General Luis Perez Alvaran, the anti-narcotics police director, explained,  “Particularly with Peru we are planning the manual eradication of coca plants, simultaneously on the border, where we have detected around 200 hectares [495 acres] of illicit crops.”

The general went on to say that the bilateral collaboration seeks to strengthen the fight against drug trafficking from Bolivia, Ecuador, Peru, and Colombia – countries of the Andean Community of Nations (CAN).

The project will include 90 men working as manual eradicators on behalf of the Social Action Office of the President, who will be supported and protected by members of the police force in order to avoid violence and conflict.

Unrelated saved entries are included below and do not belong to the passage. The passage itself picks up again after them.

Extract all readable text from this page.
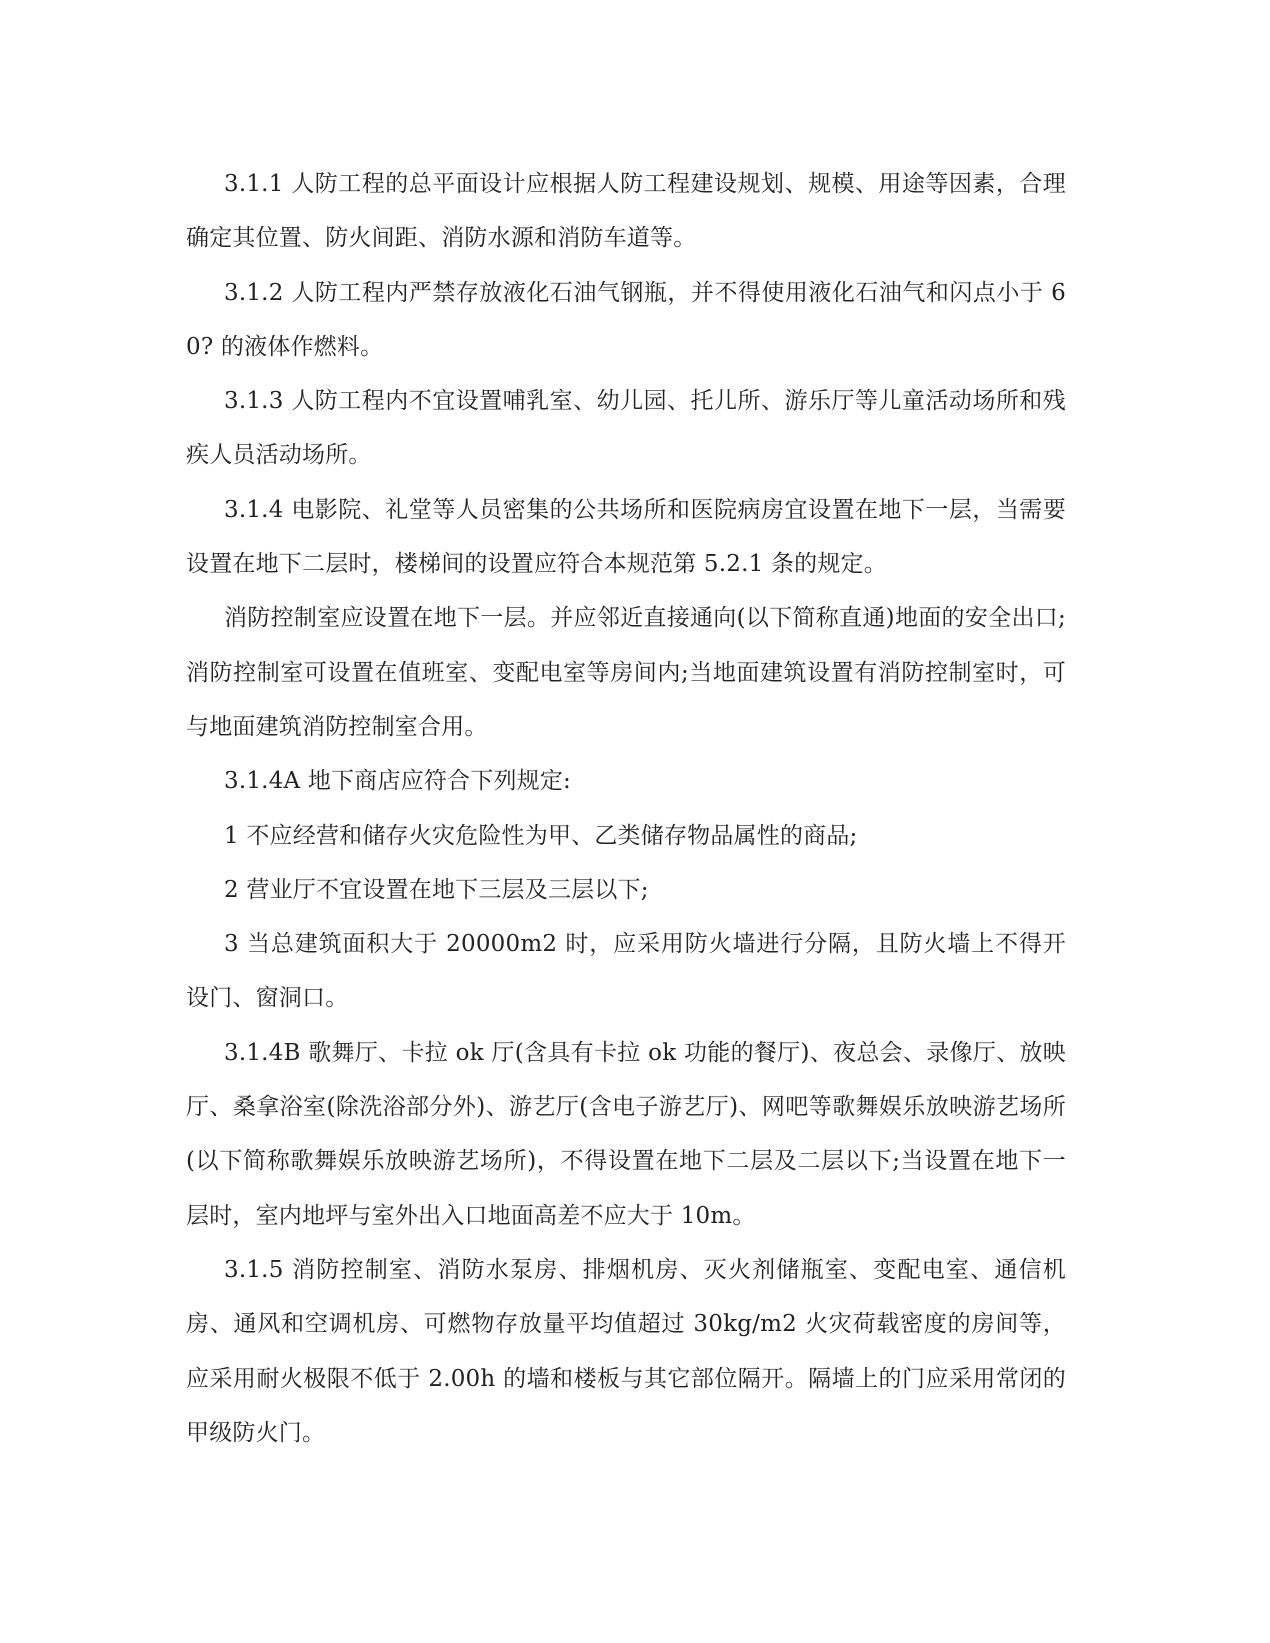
3.1.1 人防工程的总平面设计应根据人防工程建设规划、规模、用途等因素，合理确定其位置、防火间距、消防水源和消防车道等。

3.1.2 人防工程内严禁存放液化石油气钢瓶，并不得使用液化石油气和闪点小于 60? 的液体作燃料。

3.1.3 人防工程内不宜设置哺乳室、幼儿园、托儿所、游乐厅等儿童活动场所和残疾人员活动场所。

3.1.4 电影院、礼堂等人员密集的公共场所和医院病房宜设置在地下一层，当需要设置在地下二层时，楼梯间的设置应符合本规范第 5.2.1 条的规定。

消防控制室应设置在地下一层。并应邻近直接通向(以下简称直通)地面的安全出口;消防控制室可设置在值班室、变配电室等房间内;当地面建筑设置有消防控制室时，可与地面建筑消防控制室合用。

3.1.4A 地下商店应符合下列规定:

1 不应经营和储存火灾危险性为甲、乙类储存物品属性的商品;

2 营业厅不宜设置在地下三层及三层以下;

3 当总建筑面积大于 20000m2 时，应采用防火墙进行分隔，且防火墙上不得开设门、窗洞口。

3.1.4B 歌舞厅、卡拉 ok 厅(含具有卡拉 ok 功能的餐厅)、夜总会、录像厅、放映厅、桑拿浴室(除洗浴部分外)、游艺厅(含电子游艺厅)、网吧等歌舞娱乐放映游艺场所(以下简称歌舞娱乐放映游艺场所)，不得设置在地下二层及二层以下;当设置在地下一层时，室内地坪与室外出入口地面高差不应大于 10m。

3.1.5 消防控制室、消防水泵房、排烟机房、灭火剂储瓶室、变配电室、通信机房、通风和空调机房、可燃物存放量平均值超过 30kg/m2 火灾荷载密度的房间等，应采用耐火极限不低于 2.00h 的墙和楼板与其它部位隔开。隔墙上的门应采用常闭的甲级防火门。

The director of the Peruvian anti-narcotics police, General Dario Hurtado Cardenas, said that 20 days ago in Puerto Leguizamo, in the Colombian department of Putumayo a preliminary meeting was held in order to identify the coordinates of the areas where illicit crops were being cultivated in the Upper Putumayo region.

“In Peru we have a setback at this point, which is the fuel for our helicopters in this area, but we hope to overcome this episode and start eradicating in the month of December,” Cardenas said regarding the delay of the project.

The official also asserted that the crops were “surely grown by Colombian and Ecuadorean small-scale farmers, but there are no guerrillas on Peruvian land.”